# Rat Fostering?



## Adalii (Aug 18, 2012)

I've always wanted to foster a few rats at a time, certainly not babies but maybe rats who need some socialization or are older(these likely would just be adopted by myself to live out their life)

I was wondering if anyone had any thoughts on doing this with the local shelter. I have two spare cages(one is perfect for younger skittish rats, and the other is large enough for four adults) and plenty of water bottles and toys.


----------



## nanashi7 (Jun 5, 2013)

I am registered to foster any pocket pets that come in with experience with aggressive and pregnant rats listed. I have both males and females and spare cages. 

They will only call you in if they don't have enough room and would rather keep ten rats in a 5gal than call me it seems...
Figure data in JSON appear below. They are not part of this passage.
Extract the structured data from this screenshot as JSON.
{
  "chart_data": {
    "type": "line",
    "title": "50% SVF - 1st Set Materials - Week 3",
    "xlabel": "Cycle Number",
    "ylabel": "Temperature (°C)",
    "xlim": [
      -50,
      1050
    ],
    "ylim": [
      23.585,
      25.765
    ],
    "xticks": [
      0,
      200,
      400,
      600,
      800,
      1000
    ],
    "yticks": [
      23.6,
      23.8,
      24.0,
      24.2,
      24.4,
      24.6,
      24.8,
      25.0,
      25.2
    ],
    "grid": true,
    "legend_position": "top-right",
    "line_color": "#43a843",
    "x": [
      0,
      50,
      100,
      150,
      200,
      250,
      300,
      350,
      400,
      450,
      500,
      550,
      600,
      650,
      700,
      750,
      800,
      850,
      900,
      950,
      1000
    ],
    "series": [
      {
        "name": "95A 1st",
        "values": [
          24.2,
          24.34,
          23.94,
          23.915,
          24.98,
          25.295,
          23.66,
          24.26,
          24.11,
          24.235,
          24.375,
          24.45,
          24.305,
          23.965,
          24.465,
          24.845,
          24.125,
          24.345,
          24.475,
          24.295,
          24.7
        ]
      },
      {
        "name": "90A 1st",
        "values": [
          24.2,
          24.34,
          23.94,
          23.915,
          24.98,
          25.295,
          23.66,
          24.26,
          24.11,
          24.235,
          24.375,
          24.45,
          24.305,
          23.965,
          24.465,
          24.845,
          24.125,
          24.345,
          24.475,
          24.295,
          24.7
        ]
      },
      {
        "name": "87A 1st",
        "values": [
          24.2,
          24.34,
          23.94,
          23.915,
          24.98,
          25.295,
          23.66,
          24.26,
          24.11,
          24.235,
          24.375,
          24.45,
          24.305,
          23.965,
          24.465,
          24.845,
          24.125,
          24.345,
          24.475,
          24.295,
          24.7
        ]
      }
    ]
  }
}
If there is a rat rescue they'll probably e more receptive than humane societies seem to be...


Sent from Petguide.com Free App


----------



## Daniel (Jun 24, 2013)

I've wanted to do this (probably after I get my number of 'my rats' down to 2-3), but sadly it seems like many of the rescues have outdated websites or no longer exist? At least, that's what I've encountered.

Not counting my main cage (for my rats only), I probably have room for 3-4 (one cage for 2, and a 10 gallon for short term housing/pregnant rats).


----------



## nanashi7 (Jun 5, 2013)

Daniel, I think you're close to the official Rattie Chattie rescue. 


Sent from Petguide.com Free App


----------